Getting towards the end
My time at SMV is fast running out like being in a canoe in the calm but accelerating water above the Niagara Falls knowing that very soon things are going to change pretty radically, but you’ve no idea what it will feel like. Yesterday I received the service rota to fill in, but since my involvement stops half way through, I had to send it back incomplete, with three large metaphorical dots. And now I have to think what to say in my ‘last sermon’. Not as easy as you might think. There’ll not be time for a review of thirty years and yet I’m frightened of missing the point altogether.

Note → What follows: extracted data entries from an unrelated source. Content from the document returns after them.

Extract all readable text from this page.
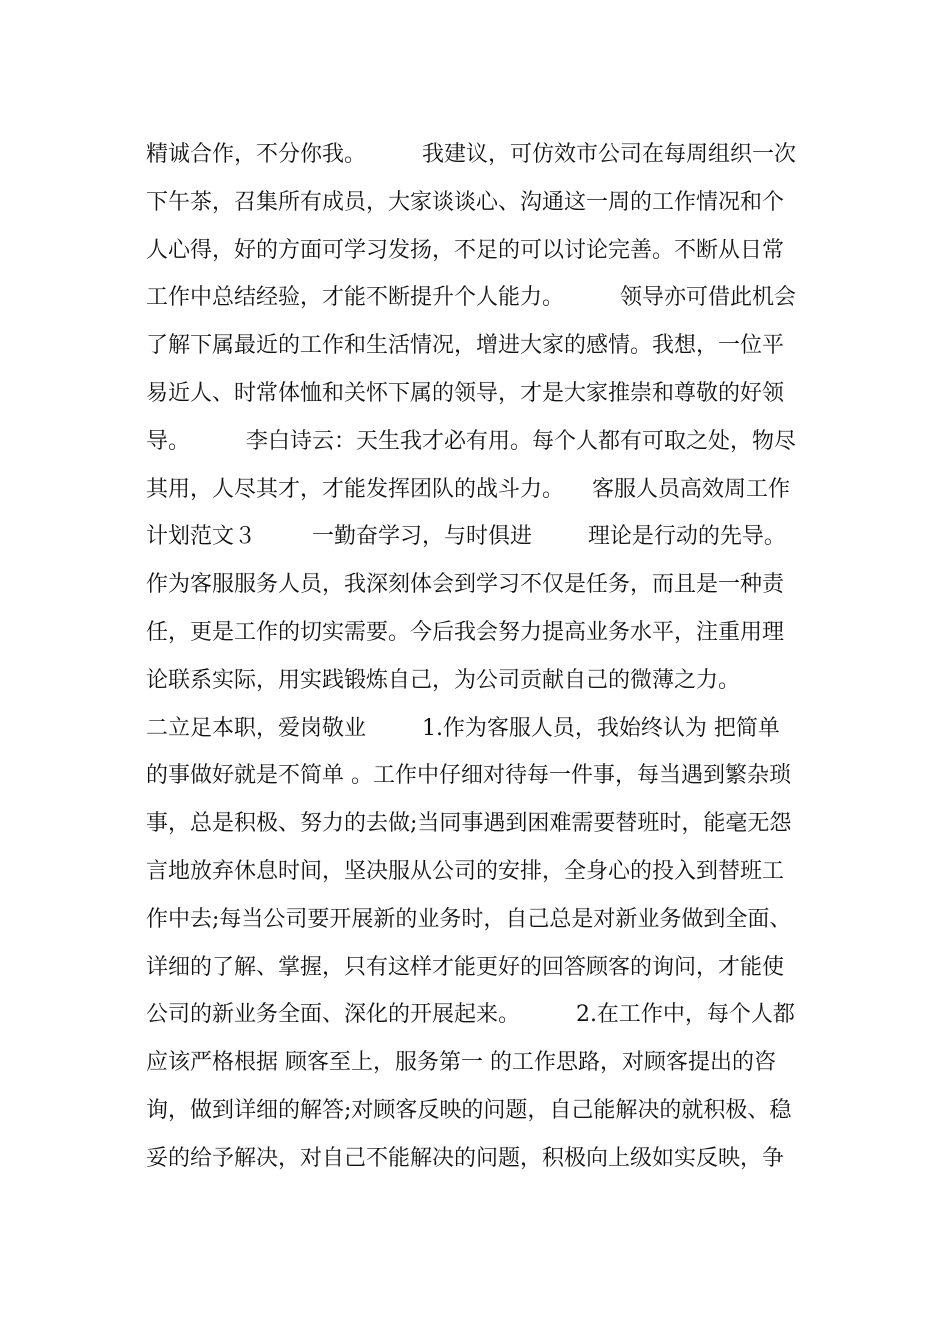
精诚合作，不分你我。        我建议，可仿效市公司在每周组织一次
下午茶，召集所有成员，大家谈谈心、沟通这一周的工作情况和个
人心得，好的方面可学习发扬，不足的可以讨论完善。不断从日常
工作中总结经验，才能不断提升个人能力。        领导亦可借此机会
了解下属最近的工作和生活情况，增进大家的感情。我想，一位平
易近人、时常体恤和关怀下属的领导，才是大家推崇和尊敬的好领
导。        李白诗云：天生我才必有用。每个人都有可取之处，物尽
其用，人尽其才，才能发挥团队的战斗力。    客服人员高效周工作
计划范文３        一勤奋学习，与时俱进        理论是行动的先导。
作为客服服务人员，我深刻体会到学习不仅是任务，而且是一种责
任，更是工作的切实需要。今后我会努力提高业务水平，注重用理
论联系实际，用实践锻炼自己，为公司贡献自己的微薄之力。
二立足本职，爱岗敬业        1.作为客服人员，我始终认为 把简单
的事做好就是不简单 。工作中仔细对待每一件事，每当遇到繁杂琐
事，总是积极、努力的去做;当同事遇到困难需要替班时，能毫无怨
言地放弃休息时间，坚决服从公司的安排，全身心的投入到替班工
作中去;每当公司要开展新的业务时，自己总是对新业务做到全面、
详细的了解、掌握，只有这样才能更好的回答顾客的询问，才能使
公司的新业务全面、深化的开展起来。        2.在工作中，每个人都
应该严格根据 顾客至上，服务第一 的工作思路，对顾客提出的咨
询，做到详细的解答;对顾客反映的问题，自己能解决的就积极、稳
妥的给予解决，对自己不能解决的问题，积极向上级如实反映，争
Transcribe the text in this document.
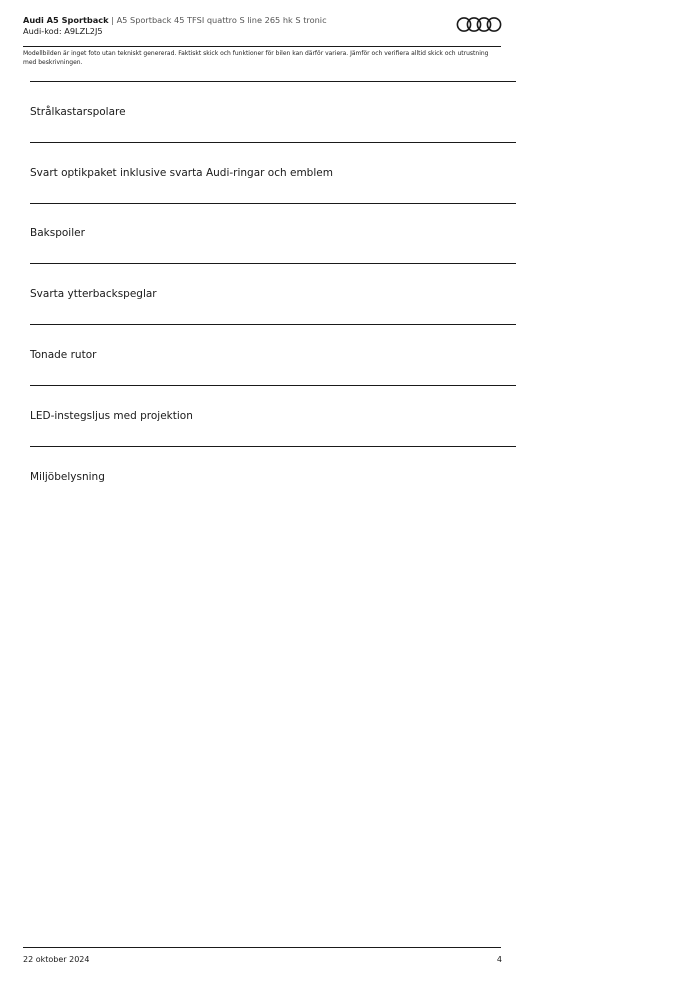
Audi A5 Sportback | A5 Sportback 45 TFSI quattro S line 265 hk S tronic
Audi-kod: A9LZL2J5
Modellbilden är inget foto utan tekniskt genererad. Faktiskt skick och funktioner för bilen kan därför variera. Jämför och verifiera alltid skick och utrustning med beskrivningen.
Strålkastarspolare
Svart optikpaket inklusive svarta Audi-ringar och emblem
Bakspoiler
Svarta ytterbackspeglar
Tonade rutor
LED-instegsljus med projektion
Miljöbelysning
22 oktober 2024	4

Also trying to start my memoir. How about this? ‘You know, you wake up one morning suddenly aware you have a self which is separate from your parents. But there you are, trapped in their version of what life is like: their house, your grandma’s house, the house down the road at number 19, their language, their town. You then spend a large part of your life trying to build new terms of reference only for your children to be confronted by the same challenge, needing to make their own way, to find their own voice, and their own selves.’
Okay! So the Niagara Falls image is a bit too eschatological and white water rafting would have been better. I once had to sack a church organist when I worked in North London and on his last Sunday he chose for the anthem C Hubert H Parry’s, ‘Lord, let me know mine end and the number of my days.’ Apparently he had shown exactly the same humour when sacked from a church in Highgate.